Asile: l’intimidation ne doit pas être la ligne directrice!

Les délégués ont également adopté une résolution adressée au Conseil fédéral qui demande d’accorder une aide sur place plus importante aux régions en crises et dans leurs Etats voisins; d’augmenter à 5000 personnes le contingent d’accueil en Suisse pour les réfugiés syriens et d’autres Etats du Moyen-Orient enregistrés par le Haut Commissariat des Nations unies pour les réfugiés; et enfin de définir la politique et la législation de l’asile de sorte que les personnes poursuivies et déplacées obtiennent vraiment protection en Suisse et que «l’intimidation ne soit pas la ligne directrice». «Pour la première fois depuis la Seconde Guerre mondiale, le monde compte plus de 50 millions de réfugiés», souligne le texte proposé par les Eglises réformées Berne-Jura-Soleure.
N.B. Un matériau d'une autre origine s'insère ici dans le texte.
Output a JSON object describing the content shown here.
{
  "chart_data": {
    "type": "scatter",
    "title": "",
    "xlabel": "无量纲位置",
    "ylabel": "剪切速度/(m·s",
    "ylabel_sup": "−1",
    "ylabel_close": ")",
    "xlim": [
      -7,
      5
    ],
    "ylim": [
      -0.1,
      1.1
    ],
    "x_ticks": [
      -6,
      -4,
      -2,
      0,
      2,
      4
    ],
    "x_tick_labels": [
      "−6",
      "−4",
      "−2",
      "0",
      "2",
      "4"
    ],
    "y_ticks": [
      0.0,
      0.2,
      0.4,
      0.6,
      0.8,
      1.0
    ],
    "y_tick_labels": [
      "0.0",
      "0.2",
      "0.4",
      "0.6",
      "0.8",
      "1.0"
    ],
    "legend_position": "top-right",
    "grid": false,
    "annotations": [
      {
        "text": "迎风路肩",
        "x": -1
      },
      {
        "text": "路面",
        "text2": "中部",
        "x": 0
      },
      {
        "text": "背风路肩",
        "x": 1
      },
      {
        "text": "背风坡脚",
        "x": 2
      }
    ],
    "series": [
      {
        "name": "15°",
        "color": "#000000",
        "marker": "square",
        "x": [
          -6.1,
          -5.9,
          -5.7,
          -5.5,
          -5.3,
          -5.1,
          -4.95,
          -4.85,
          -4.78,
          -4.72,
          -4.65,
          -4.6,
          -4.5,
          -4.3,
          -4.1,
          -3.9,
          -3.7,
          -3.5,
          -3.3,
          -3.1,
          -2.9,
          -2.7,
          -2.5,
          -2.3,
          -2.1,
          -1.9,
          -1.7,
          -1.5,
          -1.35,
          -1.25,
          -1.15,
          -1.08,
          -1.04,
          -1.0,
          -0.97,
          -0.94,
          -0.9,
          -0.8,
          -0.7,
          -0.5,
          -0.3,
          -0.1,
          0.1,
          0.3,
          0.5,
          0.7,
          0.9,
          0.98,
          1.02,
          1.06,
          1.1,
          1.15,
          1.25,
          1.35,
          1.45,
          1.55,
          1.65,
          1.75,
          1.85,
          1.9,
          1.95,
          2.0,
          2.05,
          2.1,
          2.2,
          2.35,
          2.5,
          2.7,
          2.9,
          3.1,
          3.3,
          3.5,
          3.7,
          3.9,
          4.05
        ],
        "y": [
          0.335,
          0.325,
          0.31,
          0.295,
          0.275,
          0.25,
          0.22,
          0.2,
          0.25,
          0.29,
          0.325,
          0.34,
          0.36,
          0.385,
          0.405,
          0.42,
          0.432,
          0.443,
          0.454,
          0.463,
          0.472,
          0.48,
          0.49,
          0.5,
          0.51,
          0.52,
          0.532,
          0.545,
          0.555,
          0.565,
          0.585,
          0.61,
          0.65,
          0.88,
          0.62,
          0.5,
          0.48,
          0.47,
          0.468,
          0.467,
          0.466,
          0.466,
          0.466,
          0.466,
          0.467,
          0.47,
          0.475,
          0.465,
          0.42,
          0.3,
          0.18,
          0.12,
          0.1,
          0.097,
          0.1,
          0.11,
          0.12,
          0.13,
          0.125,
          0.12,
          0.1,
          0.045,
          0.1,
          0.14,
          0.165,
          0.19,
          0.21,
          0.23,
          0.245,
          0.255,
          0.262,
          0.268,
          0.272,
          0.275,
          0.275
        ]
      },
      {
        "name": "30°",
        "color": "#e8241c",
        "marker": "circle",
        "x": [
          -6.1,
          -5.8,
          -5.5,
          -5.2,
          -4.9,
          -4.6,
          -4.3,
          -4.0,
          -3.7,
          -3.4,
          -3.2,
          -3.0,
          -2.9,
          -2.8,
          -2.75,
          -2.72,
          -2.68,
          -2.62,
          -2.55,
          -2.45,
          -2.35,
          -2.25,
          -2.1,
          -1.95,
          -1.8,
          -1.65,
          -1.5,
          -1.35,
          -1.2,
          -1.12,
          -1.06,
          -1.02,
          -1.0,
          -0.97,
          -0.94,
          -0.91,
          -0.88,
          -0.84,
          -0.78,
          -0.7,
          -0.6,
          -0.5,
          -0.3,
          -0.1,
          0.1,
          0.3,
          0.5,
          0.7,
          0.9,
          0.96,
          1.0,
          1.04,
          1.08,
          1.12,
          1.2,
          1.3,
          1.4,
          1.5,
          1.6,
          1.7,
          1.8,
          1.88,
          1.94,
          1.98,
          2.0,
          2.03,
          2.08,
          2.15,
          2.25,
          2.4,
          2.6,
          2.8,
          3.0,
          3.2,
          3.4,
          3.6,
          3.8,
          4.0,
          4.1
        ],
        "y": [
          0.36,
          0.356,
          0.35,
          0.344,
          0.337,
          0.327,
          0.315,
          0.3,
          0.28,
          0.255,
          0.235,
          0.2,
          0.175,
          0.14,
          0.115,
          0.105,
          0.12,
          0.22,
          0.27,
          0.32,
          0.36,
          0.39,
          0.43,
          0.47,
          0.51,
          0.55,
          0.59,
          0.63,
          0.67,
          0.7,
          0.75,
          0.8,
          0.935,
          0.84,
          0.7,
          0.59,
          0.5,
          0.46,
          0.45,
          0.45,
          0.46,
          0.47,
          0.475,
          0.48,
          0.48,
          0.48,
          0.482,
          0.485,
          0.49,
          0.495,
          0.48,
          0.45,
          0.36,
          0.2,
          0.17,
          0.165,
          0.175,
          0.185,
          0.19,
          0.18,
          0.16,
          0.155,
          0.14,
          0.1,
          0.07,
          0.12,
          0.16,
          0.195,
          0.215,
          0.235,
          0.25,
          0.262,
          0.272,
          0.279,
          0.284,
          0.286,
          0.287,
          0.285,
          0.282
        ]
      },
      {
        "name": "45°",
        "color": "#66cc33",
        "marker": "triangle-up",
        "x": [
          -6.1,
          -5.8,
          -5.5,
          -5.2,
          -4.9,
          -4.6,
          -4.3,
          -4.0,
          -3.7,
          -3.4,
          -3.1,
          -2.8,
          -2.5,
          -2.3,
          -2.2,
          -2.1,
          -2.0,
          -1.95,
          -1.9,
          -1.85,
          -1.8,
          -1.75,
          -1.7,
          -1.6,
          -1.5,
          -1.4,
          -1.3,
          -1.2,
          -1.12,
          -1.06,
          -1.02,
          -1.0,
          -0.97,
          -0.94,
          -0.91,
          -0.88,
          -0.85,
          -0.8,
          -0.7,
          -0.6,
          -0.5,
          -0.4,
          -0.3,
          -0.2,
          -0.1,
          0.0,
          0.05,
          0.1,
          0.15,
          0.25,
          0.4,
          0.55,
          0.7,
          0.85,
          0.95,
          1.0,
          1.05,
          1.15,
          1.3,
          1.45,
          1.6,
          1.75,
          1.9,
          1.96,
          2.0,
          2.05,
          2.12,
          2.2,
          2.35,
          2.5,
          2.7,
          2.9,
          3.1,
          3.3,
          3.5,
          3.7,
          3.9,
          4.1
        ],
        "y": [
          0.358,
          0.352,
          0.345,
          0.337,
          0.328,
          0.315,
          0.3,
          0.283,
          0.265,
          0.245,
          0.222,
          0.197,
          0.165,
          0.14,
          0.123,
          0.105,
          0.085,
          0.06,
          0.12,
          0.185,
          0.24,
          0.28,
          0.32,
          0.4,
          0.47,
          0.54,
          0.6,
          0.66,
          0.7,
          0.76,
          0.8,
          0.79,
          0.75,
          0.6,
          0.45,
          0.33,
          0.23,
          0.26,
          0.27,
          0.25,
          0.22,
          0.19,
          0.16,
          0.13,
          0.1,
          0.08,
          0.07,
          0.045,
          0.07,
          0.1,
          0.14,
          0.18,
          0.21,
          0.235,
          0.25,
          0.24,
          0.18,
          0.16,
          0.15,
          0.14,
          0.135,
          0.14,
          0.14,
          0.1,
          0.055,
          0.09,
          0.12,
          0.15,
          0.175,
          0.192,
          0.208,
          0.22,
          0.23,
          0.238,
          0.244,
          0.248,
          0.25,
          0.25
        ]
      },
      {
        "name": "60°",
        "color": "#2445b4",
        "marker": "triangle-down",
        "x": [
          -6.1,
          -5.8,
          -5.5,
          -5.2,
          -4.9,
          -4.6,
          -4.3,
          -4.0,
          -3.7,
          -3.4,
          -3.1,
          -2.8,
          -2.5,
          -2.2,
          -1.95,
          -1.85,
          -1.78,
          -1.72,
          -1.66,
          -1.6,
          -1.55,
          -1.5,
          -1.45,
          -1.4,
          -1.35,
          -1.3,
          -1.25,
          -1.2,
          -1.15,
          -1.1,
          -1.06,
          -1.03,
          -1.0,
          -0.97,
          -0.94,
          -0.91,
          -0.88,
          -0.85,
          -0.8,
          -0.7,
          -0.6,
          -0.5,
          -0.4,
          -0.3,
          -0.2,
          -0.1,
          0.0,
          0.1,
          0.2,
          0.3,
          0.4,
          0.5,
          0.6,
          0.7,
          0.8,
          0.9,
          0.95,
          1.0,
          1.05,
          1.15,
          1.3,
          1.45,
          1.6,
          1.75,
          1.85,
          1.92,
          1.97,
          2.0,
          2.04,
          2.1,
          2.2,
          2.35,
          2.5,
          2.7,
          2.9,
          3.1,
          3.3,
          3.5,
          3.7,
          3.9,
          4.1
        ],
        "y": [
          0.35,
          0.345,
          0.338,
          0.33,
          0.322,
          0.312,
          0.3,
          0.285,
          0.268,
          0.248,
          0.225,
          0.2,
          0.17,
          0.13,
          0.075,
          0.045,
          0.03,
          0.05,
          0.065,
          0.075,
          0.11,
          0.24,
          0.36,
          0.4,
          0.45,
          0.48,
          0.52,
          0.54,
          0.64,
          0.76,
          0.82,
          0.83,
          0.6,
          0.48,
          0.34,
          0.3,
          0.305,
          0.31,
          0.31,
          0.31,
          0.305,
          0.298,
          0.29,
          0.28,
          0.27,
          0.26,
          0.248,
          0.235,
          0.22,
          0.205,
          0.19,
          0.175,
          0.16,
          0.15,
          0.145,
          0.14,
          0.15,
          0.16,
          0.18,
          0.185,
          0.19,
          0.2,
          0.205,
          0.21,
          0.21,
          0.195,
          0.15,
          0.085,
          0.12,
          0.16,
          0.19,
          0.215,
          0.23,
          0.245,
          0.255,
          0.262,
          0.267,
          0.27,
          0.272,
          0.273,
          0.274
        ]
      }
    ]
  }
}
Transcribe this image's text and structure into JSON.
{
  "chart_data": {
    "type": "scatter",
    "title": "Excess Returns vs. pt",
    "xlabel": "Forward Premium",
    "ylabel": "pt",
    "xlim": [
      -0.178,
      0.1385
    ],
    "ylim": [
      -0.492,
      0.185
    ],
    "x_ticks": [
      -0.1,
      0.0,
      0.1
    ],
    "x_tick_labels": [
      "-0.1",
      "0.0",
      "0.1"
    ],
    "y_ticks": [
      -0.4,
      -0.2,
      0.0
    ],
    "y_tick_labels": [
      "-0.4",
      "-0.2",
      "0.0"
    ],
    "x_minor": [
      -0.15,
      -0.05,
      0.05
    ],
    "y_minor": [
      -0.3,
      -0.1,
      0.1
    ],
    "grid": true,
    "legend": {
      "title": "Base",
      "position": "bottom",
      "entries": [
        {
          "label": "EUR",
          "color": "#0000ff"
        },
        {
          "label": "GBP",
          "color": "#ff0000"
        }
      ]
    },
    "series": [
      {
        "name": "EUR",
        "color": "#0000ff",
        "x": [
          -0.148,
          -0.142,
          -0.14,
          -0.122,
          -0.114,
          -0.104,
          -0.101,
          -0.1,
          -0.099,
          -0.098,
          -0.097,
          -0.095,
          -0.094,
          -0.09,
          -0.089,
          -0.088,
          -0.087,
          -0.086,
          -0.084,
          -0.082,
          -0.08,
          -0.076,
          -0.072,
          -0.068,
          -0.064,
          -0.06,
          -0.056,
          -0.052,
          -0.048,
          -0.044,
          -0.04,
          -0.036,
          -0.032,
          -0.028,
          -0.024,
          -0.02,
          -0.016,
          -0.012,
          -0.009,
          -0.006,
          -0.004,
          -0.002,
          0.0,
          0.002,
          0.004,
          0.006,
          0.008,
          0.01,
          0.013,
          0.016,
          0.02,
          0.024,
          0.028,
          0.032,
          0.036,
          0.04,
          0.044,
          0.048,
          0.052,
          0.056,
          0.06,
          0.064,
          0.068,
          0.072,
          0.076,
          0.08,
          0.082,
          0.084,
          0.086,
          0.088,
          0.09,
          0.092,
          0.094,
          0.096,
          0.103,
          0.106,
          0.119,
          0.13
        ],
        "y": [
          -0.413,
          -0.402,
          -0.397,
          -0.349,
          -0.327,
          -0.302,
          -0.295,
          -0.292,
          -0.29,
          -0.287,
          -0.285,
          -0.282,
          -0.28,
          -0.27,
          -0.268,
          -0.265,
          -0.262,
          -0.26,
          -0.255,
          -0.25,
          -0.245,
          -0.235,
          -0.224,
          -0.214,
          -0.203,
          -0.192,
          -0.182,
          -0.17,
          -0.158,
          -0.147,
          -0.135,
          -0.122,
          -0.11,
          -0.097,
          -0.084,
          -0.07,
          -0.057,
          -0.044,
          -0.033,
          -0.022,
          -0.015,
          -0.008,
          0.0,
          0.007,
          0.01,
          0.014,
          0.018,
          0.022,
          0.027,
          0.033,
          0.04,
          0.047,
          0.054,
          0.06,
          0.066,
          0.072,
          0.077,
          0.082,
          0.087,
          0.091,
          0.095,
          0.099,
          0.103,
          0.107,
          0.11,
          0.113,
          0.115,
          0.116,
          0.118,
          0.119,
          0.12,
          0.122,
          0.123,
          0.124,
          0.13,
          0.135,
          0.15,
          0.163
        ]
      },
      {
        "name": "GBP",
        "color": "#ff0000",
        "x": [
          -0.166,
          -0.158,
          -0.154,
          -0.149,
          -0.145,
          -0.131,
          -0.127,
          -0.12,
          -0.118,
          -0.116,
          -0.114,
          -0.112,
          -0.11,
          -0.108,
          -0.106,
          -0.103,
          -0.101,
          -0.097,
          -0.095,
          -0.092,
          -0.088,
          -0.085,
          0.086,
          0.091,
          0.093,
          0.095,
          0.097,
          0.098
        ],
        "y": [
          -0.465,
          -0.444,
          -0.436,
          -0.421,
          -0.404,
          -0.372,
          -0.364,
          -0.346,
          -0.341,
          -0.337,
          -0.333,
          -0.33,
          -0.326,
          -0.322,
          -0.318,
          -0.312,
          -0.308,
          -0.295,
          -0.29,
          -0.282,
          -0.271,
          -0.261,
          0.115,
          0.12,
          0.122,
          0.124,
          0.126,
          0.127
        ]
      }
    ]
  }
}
La deuxième partie de la résolution, qui comprend des exhortations aux Eglises a, par contre, fait débat au sein de l’assemblée des délégués: certains doutaient qu’il faille faire cohabiter sur un même document appel au Conseil fédéral et appel aux Eglises. La majorité a toutefois penché en faveur de cette façon de faire. Les Eglises sont donc appelées à «prendre en considération, dans leurs décisions politiques, la dignité humaine des demandeurs d’asile»; à cultiver l’hospitalité à l’égard des réfugiés et à se souvenir d’eux dans la prière.


Regroupement des œuvres de diaconies

Les délégués ont donné leur feu vert à la création de «Diaconie Suisse» qui regroupera les différentes œuvres de diaconie du pays. La structure de cette future faîtière aura trois niveaux: une conférence, un comité directeur et des groupes de travail. Alors que dans le modèle précédent la responsabilité des associations diaconales était partagée entre œuvre et Eglises, «Diaconie Suisse» se rapprochera clairement des Eglises puisque le modèle s’appuie directement sur les membres des organes exécutifs d’Eglise responsables de la diaconie. Cette nouvelle structure vise avant tout la simplification et par là l’efficacité et la transparence des activités de diaconie en Suisse.